The SUNY website put it this way: "It is not uncommon for bears to gorge themselves on a particular berry species for several days, or even weeks, eating virtually nothing else before moving on to another location or a different food resource." I could do that-and Adirondack black bears particularly like raspberries, as do I. (Hmm-I know I'm not descended from monkeys, though you may be fooled at first glance, but how about bears?)
What about the health aspects? Aha! Salmon is a good source of protein and Omega-3 fatty acids, while berries are low in calories but rich in antioxidants, including vitamins A, C, and E that help protect cells from damage caused by free radicals. (Not sure what they are, except that in my early-1970s days I hung out with them.) And, new studies published in the Archives of Ophthalmology suggest that a fish-rich diet helps fight the leading cause of blindness in old age. (Not spiritual blindness, though, or Jesus would have told Peter to be a fisher of fish.)

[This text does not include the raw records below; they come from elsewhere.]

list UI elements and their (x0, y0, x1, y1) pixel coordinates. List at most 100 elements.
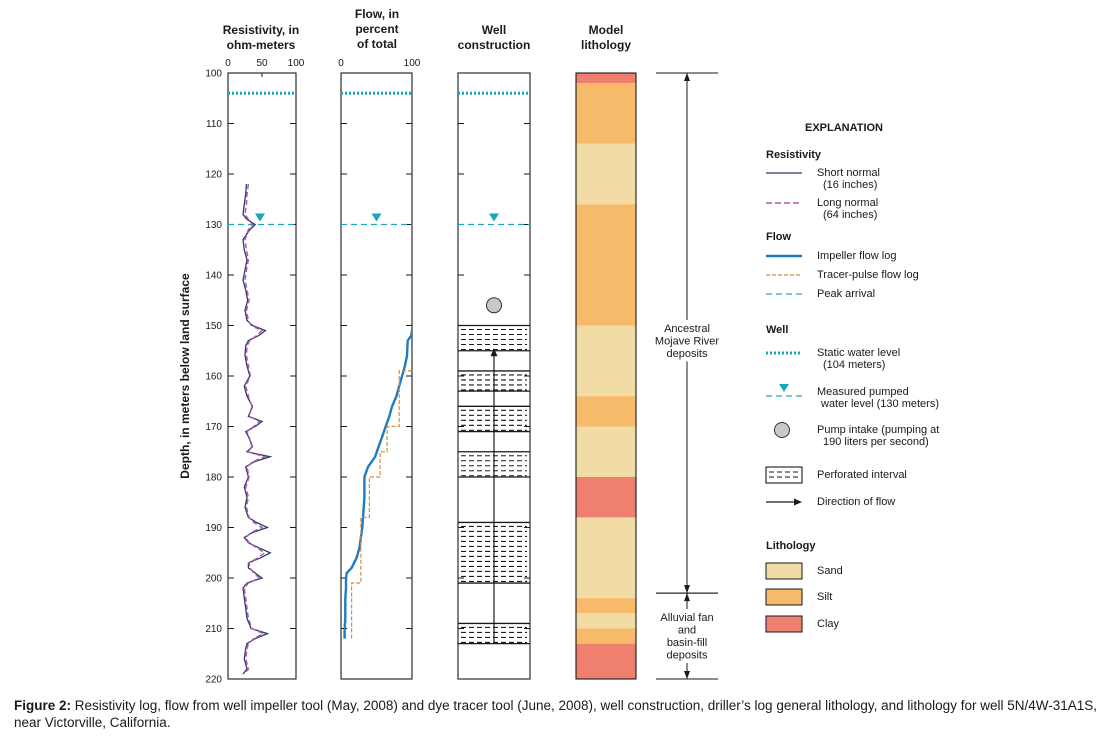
lithology-layer-silt (576, 628, 636, 644)
legend-label: Direction of flow (817, 496, 895, 508)
legend-label: Peak arrival (817, 288, 875, 300)
y-tick-label: 140 (205, 271, 222, 282)
legend-item-clay: Clay (765, 615, 840, 633)
legend-label: (64 inches) (823, 209, 877, 221)
caption-label: Figure 2: (14, 698, 72, 713)
legend: EXPLANATION Resistivity Short normal(16 in… (765, 122, 939, 633)
legend-label: 190 liters per second) (823, 436, 929, 448)
lithology-layer-silt (576, 204, 636, 326)
lithology-layer-silt (576, 83, 636, 144)
x-tick-label: 0 (338, 58, 344, 69)
legend-label: Measured pumped (817, 386, 909, 398)
panel-title: Flow, in (355, 7, 399, 21)
unit-label: and (678, 625, 696, 637)
lithology-layer-sand (576, 325, 636, 397)
y-axis-label: Depth, in meters below land surface (178, 273, 192, 479)
legend-item-short_normal: Short normal(16 inches) (766, 167, 880, 191)
panel-title: construction (458, 38, 531, 52)
panel-title: percent (355, 22, 398, 36)
legend-label: Silt (817, 591, 832, 603)
panel-title: Model (589, 23, 624, 37)
y-tick-label: 170 (205, 422, 222, 433)
legend-item-sand: Sand (765, 562, 843, 580)
pumped-level-marker (371, 213, 382, 222)
unit-label: deposits (667, 650, 708, 662)
panel-title: Resistivity, in (223, 23, 299, 37)
lithology-layer-clay (576, 643, 636, 679)
panel-title: of total (357, 37, 397, 51)
legend-label: water level (130 meters) (820, 398, 939, 410)
well-construction (458, 297, 530, 645)
depth-axis: 100 110 120 130 140 150 160 170 180 190 200 210 220 (205, 69, 222, 686)
y-tick-label: 160 (205, 372, 222, 383)
legend-group-heading: Well (766, 324, 788, 336)
legend-item-silt: Silt (765, 588, 832, 606)
y-tick-label: 180 (205, 473, 222, 484)
legend-label: (16 inches) (823, 179, 877, 191)
lithology-layer-sand (576, 613, 636, 629)
legend-title: EXPLANATION (805, 122, 883, 134)
y-tick-label: 120 (205, 170, 222, 181)
y-tick-label: 130 (205, 220, 222, 231)
x-tick-labels: 0 50 100 0 100 (225, 58, 421, 69)
y-tick-label: 100 (205, 69, 222, 80)
y-tick-label: 220 (205, 675, 222, 686)
legend-label: Clay (817, 618, 840, 630)
unit-label: Ancestral (664, 323, 710, 335)
y-tick-label: 110 (206, 119, 222, 130)
panel-title: lithology (581, 38, 631, 52)
y-tick-label: 210 (205, 624, 222, 635)
perforated-interval (458, 324, 530, 352)
pumped-water-level (228, 213, 530, 226)
legend-group-heading: Resistivity (766, 149, 822, 161)
unit-label: Mojave River (655, 335, 720, 347)
series-impeller-flow (343, 330, 412, 639)
lithology-layer-clay (576, 477, 636, 518)
legend-item-static: Static water level(104 meters) (766, 347, 900, 371)
x-tick-label: 100 (288, 58, 305, 69)
series-short-normal (242, 184, 273, 675)
legend-label: Long normal (817, 197, 878, 209)
caption-text: Resistivity log, flow from well impeller… (14, 698, 1097, 730)
panel-title: ohm-meters (227, 38, 296, 52)
panel-frames (227, 72, 637, 680)
lithology-layer-clay (576, 73, 636, 84)
y-tick-label: 150 (205, 321, 222, 332)
lithology-layer-sand (576, 143, 636, 205)
unit-label: deposits (667, 348, 708, 360)
legend-item-impeller: Impeller flow log (766, 250, 896, 262)
y-tick-label: 200 (205, 574, 222, 585)
legend-label: (104 meters) (823, 359, 885, 371)
unit-label: Alluvial fan (660, 612, 713, 624)
legend-label: Tracer-pulse flow log (817, 269, 919, 281)
data-series (242, 183, 412, 675)
legend-item-perf: Perforated interval (765, 466, 907, 484)
legend-label: Pump intake (pumping at (817, 424, 939, 436)
lithology-column (576, 73, 636, 679)
legend-label: Sand (817, 565, 843, 577)
legend-item-peak: Peak arrival (766, 288, 875, 300)
series-long-normal (243, 183, 267, 675)
lithology-layer-sand (576, 426, 636, 477)
panel-frame (575, 72, 637, 680)
legend-label: Perforated interval (817, 469, 907, 481)
panel-title: Well (482, 23, 506, 37)
legend-group-heading: Flow (766, 231, 791, 243)
figure-caption: Figure 2: Resistivity log, flow from wel… (14, 697, 1114, 731)
series-tracer-flow (351, 370, 412, 639)
pumped-level-marker (489, 213, 499, 222)
legend-group-heading: Lithology (766, 540, 816, 552)
pump-intake-marker (486, 297, 502, 314)
x-tick-label: 50 (256, 58, 268, 69)
panel-frame (227, 72, 297, 680)
legend-item-long_normal: Long normal(64 inches) (766, 197, 878, 221)
legend-item-dir: Direction of flow (766, 496, 895, 508)
flow-direction-arrowhead (490, 348, 498, 357)
unit-label: basin-fill (667, 637, 707, 649)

Two cautions. First, Oregon salmon expert Charley Dewberry says we should be careful about farmed salmon; wild salmon, although more expensive, tastes better and is healthier for us. Second, the U.S. Fish and Wildlife Service reports that some bears "eat so much their stomachs drag on the ground." We'll need beautiful models to demonstrate the wonders of the Bear Diet, so we need either to sacrifice some accuracy, or change the name to the Bare Diet. Anyone for a cookbook?